Wednesday, May 28, 2008

Pull

The river pulls under the Hawthorne bridge
On its way to the Columbia. The same river
You can see from the high windows of the hospital
Where I was born, a hundred miles south of here.
The Willamette. It runs through a country of
extraordinary fertility before
It empties into the Columbia, and the two
Together make their last crook to the sea.

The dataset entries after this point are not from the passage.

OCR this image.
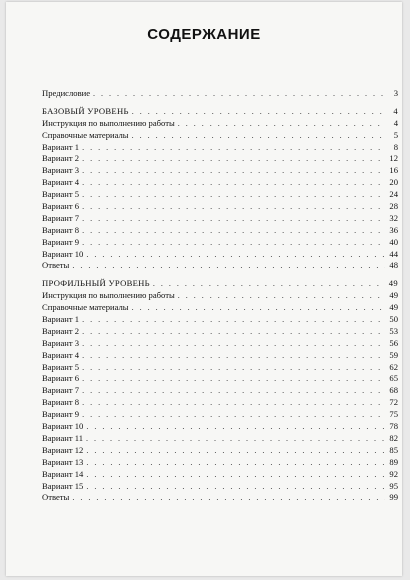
СОДЕРЖАНИЕ
Предисловие . . .	3
БАЗОВЫЙ УРОВЕНЬ . . .	4
Инструкция по выполнению работы . . .	4
Справочные материалы . . .	5
Вариант 1 . . .	8
Вариант 2 . . .	12
Вариант 3 . . .	16
Вариант 4 . . .	20
Вариант 5 . . .	24
Вариант 6 . . .	28
Вариант 7 . . .	32
Вариант 8 . . .	36
Вариант 9 . . .	40
Вариант 10 . . .	44
Ответы . . .	48
ПРОФИЛЬНЫЙ УРОВЕНЬ . . .	49
Инструкция по выполнению работы . . .	49
Справочные материалы . . .	49
Вариант 1 . . .	50
Вариант 2 . . .	53
Вариант 3 . . .	56
Вариант 4 . . .	59
Вариант 5 . . .	62
Вариант 6 . . .	65
Вариант 7 . . .	68
Вариант 8 . . .	72
Вариант 9 . . .	75
Вариант 10 . . .	78
Вариант 11 . . .	82
Вариант 12 . . .	85
Вариант 13 . . .	89
Вариант 14 . . .	92
Вариант 15 . . .	95
Ответы . . .	99
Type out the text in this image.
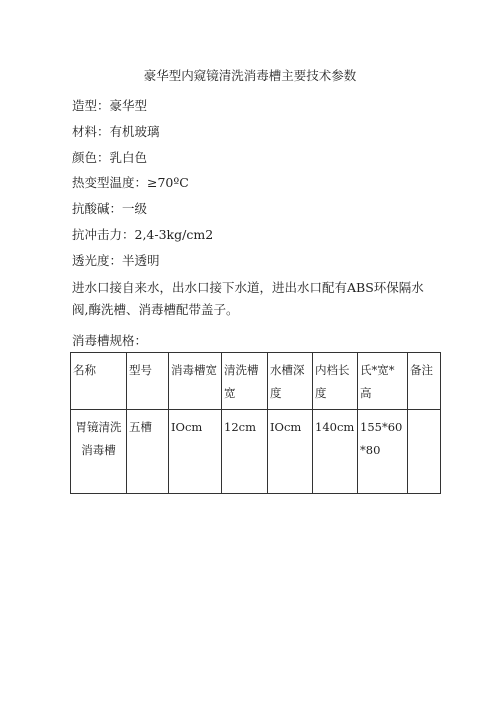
豪华型内窥镜清洗消毒槽主要技术参数
造型：豪华型
材料：有机玻璃
颜色：乳白色
热变型温度：≥70ºC
抗酸碱：一级
抗冲击力：2,4-3kg/cm2
透光度：半透明
进水口接自来水，出水口接下水道，进出水口配有ABS环保隔水阀,酶洗槽、消毒槽配带盖子。
消毒槽规格：
名称	型号	消毒槽宽	清洗槽宽	水槽深度	内档长度	氏*宽*高	备注
胃镜清洗消毒槽	五槽	IOcm	12cm	IOcm	140cm	155*60*80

It runs green higher up and swift,
Brown lower down and slow. Full of poison,
Runoff from the myriad farms of the Valley;
But better than when I was young,
And no one worried at all about poisoned rivers,
Except cranks like my Dad. It is not quite dead.
And maybe it will live someday again.

Here, under the Hawthorne Bridge, the water
Dimples and swirls against the pylons,
Cold, glossy, taciturn. How many postcards
Is it carrying, I wonder, messages written
For no one to read, messages for the river
To keep? Cruelties too deep to fathom,
Too hard to understand; glossed as
Personal failures, because
Any explanation is better than none.
The river will carry them home.

It pulls. All that water. The droplet from
The huckleberry leaf on Hardesty Mountain;
The trickle from the culvert in the shabby
Vacant lot in Cottage Grove; the dripping
Rain from the alder leaves on the dry side
Of the Coast Range. All of it pulling together,
The cool brown veins of Oregon, the blood
Running exhausted to the lungs of the sea.

Oregon. Some of my people, the ones with
The French name, came from southern France.
The neighborhood of Lyon. Settled in New Jersey.
It took three more generations to get here. Even I
Did not quite stay still, moving down the river
To Portland. But here I stay. And the river
Speaks to me. It warns me
That some things do not come back. The sea-tides
Talk of eternity, fair enough; but rivers are about
What does not return.

Which is why I stay here in the gentle country
(Though God knows it has seen cruelty enough.)
This green, green home of light through rain,
This valley where all things grow, rice and peas,
Sheep and grapes for wine, beans and strawberries;
This kind and quiet country of running streams,
Where people can afford to smile at strangers.
We face ruin here, as everywhere else. Our small
Towns are emptied of young men to fight
In cruel inexplicable countries, oceans away,
Who come back broken, hoarse, and bearded
To beg along with the Indians on Skid Road;
And the rain is cold when you have nowhere to go.

But still. A more forgiving land than most,
And anyway, it's home. I will stay here, and die here,
Having done little enough for my country, but
Having loved it anyway as it should be loved.

Upriver, to the south, under the freeway bridge,
The dragon boats glow in the watery sun,
And their paddles flash as they pull.